I just saw grafitti that read "Mug The Fart Eater". Really, Memphis? That's all you've got?
he just asked me if he could show me what he wanted to do to me using his action figures. where do i find these freaks?
i now know how you feel when you have to walk me home. she ran into a streetlight and into garbage.
i've been fucking this guy since february and just found out he might be uncircumsized. currently google image searching to confirm.
i don't think my family understands the severity of a twenty first birthday.
I said make yourselves at home, not to put a used condom on my ceiling fan.
he tried to catch his projectile vomit...then went back to beer pong
Apparently you need a permit for a flamethrower.
At what point in life does one make the conscious decision to incorporate capes into everyday life? Like, as a fashion statement?
I'm not sure how to answer that.
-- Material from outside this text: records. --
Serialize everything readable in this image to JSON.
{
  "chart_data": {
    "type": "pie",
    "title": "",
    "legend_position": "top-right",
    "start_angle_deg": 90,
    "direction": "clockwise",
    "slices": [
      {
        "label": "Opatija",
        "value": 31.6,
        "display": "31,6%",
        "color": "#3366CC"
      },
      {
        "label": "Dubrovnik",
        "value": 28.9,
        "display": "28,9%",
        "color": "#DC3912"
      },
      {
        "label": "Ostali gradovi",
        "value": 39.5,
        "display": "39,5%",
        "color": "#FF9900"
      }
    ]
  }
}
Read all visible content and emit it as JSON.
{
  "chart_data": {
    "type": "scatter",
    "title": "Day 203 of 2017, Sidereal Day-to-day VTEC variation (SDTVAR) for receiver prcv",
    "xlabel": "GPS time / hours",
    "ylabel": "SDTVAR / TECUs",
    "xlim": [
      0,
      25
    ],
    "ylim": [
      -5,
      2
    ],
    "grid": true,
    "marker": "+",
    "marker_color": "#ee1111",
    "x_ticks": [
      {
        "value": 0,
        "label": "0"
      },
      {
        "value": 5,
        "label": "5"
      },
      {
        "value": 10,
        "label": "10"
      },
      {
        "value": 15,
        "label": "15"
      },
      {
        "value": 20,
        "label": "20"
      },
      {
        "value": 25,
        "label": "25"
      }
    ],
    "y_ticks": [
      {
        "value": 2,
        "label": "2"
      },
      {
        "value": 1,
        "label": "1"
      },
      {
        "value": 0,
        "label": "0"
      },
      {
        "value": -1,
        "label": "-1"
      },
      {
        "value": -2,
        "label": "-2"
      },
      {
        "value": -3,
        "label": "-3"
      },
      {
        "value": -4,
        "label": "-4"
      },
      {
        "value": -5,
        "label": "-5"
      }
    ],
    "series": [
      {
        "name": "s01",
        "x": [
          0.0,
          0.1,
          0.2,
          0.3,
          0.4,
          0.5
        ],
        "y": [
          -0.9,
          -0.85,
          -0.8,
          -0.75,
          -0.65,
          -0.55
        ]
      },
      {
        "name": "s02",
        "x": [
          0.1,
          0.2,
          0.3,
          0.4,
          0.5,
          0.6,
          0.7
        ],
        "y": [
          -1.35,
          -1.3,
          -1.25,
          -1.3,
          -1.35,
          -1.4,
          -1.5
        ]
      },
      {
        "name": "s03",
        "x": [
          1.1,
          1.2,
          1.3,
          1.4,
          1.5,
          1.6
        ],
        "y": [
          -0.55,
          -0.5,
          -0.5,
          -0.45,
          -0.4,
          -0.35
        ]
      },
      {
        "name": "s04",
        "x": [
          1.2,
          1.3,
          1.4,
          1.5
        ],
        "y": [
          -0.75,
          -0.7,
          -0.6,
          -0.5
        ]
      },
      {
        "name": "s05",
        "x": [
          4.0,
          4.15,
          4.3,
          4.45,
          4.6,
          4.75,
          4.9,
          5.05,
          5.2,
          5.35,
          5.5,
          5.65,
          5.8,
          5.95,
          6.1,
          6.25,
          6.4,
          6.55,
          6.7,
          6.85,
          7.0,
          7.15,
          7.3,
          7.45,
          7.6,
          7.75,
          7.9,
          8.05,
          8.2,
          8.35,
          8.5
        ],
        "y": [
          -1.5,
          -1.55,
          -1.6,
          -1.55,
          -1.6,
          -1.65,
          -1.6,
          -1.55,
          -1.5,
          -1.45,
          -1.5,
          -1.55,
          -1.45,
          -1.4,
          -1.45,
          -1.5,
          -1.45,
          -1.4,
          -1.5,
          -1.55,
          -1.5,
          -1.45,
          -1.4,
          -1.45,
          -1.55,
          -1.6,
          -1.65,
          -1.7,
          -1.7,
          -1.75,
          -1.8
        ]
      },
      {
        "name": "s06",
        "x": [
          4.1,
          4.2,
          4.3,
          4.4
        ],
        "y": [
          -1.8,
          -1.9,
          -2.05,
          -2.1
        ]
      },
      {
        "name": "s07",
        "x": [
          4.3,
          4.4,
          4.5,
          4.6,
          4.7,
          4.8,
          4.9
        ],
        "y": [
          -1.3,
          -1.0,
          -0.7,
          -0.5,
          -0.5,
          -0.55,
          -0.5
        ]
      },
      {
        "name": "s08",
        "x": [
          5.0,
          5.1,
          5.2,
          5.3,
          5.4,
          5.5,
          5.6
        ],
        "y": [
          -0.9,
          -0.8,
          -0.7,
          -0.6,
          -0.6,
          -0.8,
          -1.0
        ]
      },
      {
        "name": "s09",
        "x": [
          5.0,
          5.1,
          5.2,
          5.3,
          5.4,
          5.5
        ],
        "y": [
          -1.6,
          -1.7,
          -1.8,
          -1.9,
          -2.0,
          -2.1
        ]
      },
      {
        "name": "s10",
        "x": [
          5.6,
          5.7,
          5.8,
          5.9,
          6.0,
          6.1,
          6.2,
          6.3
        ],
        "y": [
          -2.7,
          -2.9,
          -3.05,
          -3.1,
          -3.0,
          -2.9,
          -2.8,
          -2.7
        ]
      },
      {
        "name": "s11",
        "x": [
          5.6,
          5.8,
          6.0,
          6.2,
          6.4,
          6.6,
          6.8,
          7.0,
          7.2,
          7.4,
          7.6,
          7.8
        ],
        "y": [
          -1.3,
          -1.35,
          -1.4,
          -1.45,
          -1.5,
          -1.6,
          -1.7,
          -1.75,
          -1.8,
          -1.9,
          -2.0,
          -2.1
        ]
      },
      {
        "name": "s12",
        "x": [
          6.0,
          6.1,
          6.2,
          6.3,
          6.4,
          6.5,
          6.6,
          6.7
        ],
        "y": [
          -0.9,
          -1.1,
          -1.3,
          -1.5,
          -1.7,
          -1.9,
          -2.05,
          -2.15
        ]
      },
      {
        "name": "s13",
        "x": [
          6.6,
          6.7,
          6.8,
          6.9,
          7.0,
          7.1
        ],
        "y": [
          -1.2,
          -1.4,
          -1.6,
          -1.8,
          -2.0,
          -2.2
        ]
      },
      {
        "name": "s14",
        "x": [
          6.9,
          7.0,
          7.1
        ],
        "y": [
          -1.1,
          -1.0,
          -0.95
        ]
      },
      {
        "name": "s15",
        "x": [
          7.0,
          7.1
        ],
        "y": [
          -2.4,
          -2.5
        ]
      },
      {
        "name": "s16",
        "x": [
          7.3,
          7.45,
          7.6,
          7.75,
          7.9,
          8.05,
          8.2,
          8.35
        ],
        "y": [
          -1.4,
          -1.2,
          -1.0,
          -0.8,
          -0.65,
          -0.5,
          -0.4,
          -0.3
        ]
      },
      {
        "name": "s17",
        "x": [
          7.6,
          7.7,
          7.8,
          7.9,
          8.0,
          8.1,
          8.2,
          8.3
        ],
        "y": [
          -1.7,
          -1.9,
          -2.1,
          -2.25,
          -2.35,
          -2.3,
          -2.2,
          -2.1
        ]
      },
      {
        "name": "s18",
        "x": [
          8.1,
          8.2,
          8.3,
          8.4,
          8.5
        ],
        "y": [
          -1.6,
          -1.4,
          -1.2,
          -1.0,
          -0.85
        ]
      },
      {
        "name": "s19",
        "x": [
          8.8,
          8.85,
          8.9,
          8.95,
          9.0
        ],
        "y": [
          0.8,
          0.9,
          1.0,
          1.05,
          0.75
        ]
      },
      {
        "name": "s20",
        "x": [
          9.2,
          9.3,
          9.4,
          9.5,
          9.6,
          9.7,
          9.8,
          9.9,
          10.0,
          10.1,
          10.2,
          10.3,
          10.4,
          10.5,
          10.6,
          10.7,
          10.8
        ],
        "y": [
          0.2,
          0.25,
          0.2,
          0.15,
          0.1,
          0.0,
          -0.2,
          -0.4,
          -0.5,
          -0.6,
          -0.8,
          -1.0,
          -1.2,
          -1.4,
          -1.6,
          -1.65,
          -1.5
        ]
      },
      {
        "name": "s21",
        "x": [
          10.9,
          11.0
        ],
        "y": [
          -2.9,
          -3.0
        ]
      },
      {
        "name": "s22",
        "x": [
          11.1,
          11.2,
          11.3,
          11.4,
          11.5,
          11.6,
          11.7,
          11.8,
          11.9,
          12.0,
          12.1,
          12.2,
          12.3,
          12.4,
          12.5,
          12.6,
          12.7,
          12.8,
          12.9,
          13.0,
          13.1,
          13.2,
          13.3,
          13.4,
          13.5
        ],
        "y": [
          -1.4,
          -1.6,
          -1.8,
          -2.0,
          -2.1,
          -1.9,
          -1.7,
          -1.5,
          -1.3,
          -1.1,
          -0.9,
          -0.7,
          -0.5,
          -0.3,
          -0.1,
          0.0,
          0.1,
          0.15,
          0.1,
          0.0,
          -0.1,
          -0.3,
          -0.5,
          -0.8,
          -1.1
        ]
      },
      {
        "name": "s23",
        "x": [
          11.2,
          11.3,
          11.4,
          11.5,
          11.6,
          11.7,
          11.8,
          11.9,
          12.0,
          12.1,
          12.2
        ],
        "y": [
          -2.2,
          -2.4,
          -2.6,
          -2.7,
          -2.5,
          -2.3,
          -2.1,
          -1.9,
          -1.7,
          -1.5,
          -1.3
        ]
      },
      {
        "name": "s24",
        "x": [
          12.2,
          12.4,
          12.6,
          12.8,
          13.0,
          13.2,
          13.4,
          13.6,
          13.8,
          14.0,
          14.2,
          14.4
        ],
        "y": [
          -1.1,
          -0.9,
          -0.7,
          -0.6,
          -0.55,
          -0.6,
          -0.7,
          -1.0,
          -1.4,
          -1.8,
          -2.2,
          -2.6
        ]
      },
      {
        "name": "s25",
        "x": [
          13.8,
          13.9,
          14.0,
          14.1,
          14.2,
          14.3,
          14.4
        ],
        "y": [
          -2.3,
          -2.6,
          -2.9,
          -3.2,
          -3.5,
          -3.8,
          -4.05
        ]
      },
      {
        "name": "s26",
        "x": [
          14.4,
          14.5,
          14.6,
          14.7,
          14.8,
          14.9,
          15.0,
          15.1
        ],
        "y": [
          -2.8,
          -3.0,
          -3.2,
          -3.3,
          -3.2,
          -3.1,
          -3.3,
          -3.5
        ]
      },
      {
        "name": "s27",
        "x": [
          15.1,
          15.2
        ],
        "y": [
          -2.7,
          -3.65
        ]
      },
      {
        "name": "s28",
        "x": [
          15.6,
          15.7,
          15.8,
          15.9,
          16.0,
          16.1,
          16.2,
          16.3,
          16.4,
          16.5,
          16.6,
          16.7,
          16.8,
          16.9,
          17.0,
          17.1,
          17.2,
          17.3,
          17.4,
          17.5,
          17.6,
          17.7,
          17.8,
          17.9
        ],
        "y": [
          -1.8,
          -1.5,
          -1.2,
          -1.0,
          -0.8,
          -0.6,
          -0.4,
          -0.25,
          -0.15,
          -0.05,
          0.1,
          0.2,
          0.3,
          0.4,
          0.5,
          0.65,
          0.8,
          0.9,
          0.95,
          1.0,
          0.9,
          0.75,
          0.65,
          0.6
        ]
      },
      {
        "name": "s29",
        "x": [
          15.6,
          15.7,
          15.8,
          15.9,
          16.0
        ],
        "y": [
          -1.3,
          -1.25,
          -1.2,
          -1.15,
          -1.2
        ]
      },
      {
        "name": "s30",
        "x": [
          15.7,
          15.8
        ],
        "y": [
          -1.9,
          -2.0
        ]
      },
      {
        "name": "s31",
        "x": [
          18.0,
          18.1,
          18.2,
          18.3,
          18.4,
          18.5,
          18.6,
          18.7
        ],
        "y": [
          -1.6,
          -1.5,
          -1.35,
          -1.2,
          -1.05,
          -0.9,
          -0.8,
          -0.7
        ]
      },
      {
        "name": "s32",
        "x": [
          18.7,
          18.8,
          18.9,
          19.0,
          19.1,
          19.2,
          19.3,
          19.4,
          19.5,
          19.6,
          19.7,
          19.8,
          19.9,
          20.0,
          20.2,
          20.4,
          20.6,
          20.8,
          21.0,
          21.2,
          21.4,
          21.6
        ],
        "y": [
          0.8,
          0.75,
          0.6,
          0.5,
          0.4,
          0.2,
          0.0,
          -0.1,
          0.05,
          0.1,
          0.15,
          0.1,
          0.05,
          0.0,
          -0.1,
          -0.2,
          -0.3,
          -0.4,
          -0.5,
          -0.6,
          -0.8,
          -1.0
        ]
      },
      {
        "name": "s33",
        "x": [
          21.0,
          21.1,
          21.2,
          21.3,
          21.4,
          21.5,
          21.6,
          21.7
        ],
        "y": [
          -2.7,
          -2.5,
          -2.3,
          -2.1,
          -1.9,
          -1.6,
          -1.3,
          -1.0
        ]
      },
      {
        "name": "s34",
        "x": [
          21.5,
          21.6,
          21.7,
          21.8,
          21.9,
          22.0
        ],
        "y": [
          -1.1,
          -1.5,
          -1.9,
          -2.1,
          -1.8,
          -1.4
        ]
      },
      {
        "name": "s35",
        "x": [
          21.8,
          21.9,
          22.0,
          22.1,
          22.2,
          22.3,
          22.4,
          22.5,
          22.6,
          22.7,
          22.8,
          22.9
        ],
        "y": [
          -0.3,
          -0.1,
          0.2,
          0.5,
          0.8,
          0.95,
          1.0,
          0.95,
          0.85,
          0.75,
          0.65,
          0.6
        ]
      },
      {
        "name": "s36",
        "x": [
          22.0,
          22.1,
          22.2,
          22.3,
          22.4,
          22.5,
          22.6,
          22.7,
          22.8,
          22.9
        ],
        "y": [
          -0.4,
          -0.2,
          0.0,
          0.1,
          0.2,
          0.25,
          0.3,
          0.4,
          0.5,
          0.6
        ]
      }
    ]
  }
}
Is it a general question or one you're wondering about for yourself? Because I don't think you're there yet.
There's hot sauce all over my mirror, lamp shade and dresser. Also it's your turn for weed
Dude... I had a dream that I was getting high for the first time. I got to experience my weedginity again. It was glorious.
Just told myself the phrase "You're not THAT single" while dressing myself
i'm high and self actualising, please send help
You asked me if I ever met a talking rock and when I said no, you looked me dead in the eye and said today was my lucky day then you crawled into a ball and started talking...that high.
I just broke into my house with a butter knife. It kinda scares me just how easy that was.